Nesse caminho, porém, a extensão da destruição nos fez parar. Eu não conseguia aceitar os incêndios. Ali, no topo da ilha, os ventos úmidos do Atlântico se misturam à brisa quente, resultando em uma névoa que nutre as florestas. As árvores absorvem essa umidade, que acaba encharcando o solo e alimentando os brotos que se espalham pela ilha. Conforme prosseguimos, eu me virei para admirar novamente a cena - e percebi que os meus pensamentos de "Isso não podia ter acontecido" se aplicava não só à tragédia natural, como também ao que senti ao ouvir o diagnóstico e ter que enfrentar a incerteza e a fragilidade da vida.

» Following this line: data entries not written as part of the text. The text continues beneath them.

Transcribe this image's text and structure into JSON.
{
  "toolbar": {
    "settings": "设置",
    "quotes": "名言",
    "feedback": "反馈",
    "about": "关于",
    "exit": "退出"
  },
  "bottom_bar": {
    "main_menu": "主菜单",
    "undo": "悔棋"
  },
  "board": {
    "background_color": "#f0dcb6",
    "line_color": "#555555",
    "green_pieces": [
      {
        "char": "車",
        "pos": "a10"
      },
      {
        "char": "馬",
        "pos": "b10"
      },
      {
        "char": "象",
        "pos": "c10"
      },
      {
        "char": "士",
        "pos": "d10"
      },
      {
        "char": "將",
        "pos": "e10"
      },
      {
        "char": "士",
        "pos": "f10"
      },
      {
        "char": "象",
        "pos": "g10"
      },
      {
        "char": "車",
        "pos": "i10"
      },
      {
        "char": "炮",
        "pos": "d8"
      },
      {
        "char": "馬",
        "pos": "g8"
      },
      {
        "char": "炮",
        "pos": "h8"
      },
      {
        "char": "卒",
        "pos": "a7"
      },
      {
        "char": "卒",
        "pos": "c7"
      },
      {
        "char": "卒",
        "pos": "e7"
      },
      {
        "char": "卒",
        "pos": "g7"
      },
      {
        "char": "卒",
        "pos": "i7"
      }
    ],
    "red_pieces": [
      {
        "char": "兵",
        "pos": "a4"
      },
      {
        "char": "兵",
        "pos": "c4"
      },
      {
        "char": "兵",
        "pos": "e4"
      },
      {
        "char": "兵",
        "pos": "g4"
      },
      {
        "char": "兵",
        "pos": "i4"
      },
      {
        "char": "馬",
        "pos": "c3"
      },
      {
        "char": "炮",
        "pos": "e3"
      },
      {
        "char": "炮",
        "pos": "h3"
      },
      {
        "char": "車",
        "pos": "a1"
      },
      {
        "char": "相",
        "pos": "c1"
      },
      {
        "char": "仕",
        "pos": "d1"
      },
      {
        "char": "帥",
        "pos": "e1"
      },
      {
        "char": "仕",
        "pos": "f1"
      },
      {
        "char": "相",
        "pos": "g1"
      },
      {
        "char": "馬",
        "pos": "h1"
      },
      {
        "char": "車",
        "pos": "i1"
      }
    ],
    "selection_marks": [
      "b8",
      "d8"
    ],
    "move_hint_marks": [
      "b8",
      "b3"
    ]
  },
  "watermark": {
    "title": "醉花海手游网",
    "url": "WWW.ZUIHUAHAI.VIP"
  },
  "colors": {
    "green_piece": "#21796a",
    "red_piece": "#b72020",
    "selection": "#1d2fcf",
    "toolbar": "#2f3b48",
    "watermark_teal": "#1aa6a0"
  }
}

Mais ou menos no meio do caminho, já estávamos novamente cercados de beleza em abundância: pinheiros da Califórnia cercados por grama, dentes-de-leão, abacateiros, urze e pau-mulato, além da visão espetacular de Los Roques, uma série de pilares de rocha que parecem saltar da terra, além do Monte Teide, em Tenerife. Quando voltamos ao estacionamento, percebemos que estávamos bem perto do pico do Alto de Garajonay, e resolvemos esticar até lá. Dali, a vista era ainda mais impressionante - e alcançava até a ilha de La Palma e os vales, ravinas e reservatórios do Valle Gran Rey e a cidade de Vallehermoso.

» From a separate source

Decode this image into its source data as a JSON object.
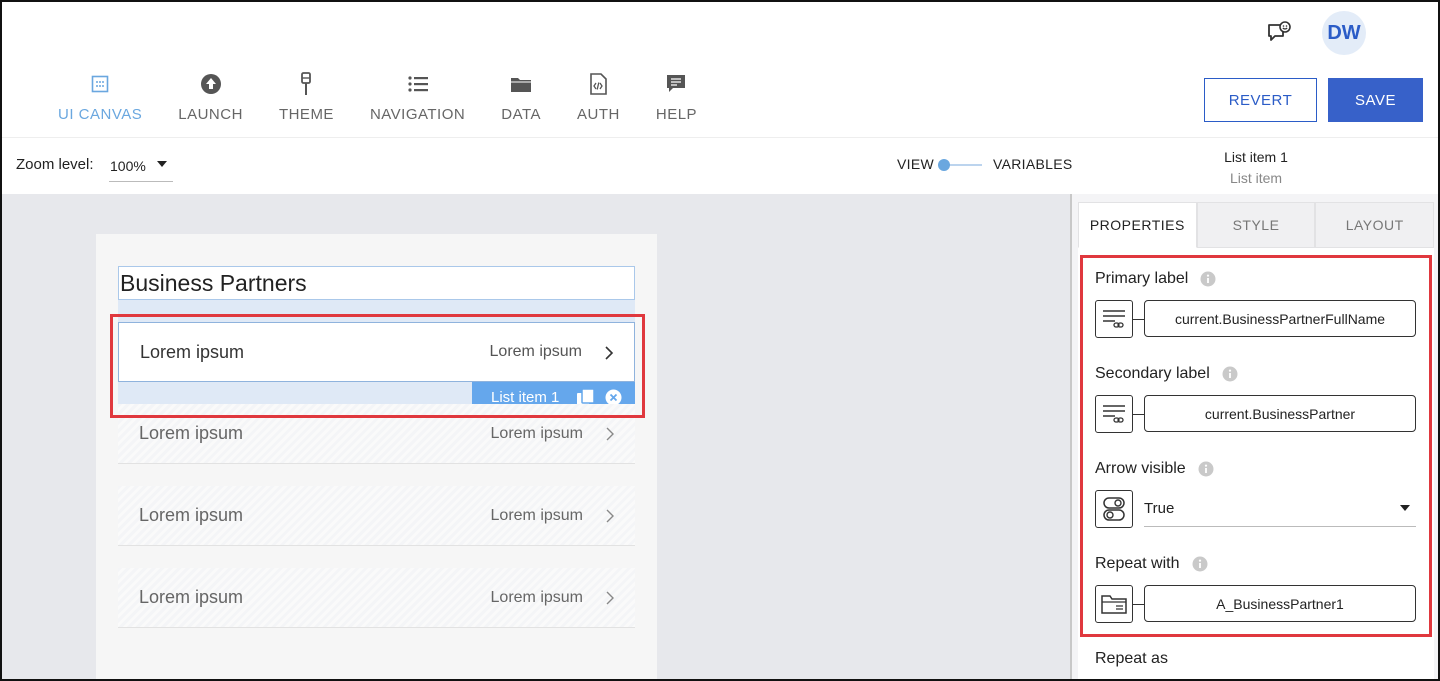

Na véspera de nossa partida, Thomas queria descansar, mas eu preferi voltar ao parque. Na trilha de Montaña Quemada, um caminho de pedra me levou a um mundo subterrâneo de vinhas e musgo. Percorri quase toda a trilha sozinha, e podia ouvir os pássaros brincando e se agitando nas árvores. Ali tudo era escuro e úmido, mas, a certa altura, pude ver um pedaço do céu azul e fiquei surpresa ao ver como as nuvens estavam próximas - tão perto que quase podia tocá-las.

E foi aí que me perdi. Refiz o caminho duas vezes. Estudei o mapa de novo, frustrada, e continuei andando, devagar, até chegar a uma trilha vicinal que parecia me levar até a principal. Antes disso, porém, ela descia até uma área mais fechada da mata, mais escura e mais úmida, até que, de repente, vi uma capela em uma clareira, iluminada por um raio de sol: era a Ermita de Nuestra Señora de Lourdes, um dos vários templos espalhados pelo parque. Meu coração ficou mais leve ao descobrir aquele local simples no meio da escuridão, assim, por acaso, e a ele me dirigi. Sentei-me nos degraus, com o sol no rosto, feliz por ter encontrado um refúgio no topo dessa montanha mágica que descobri sozinha.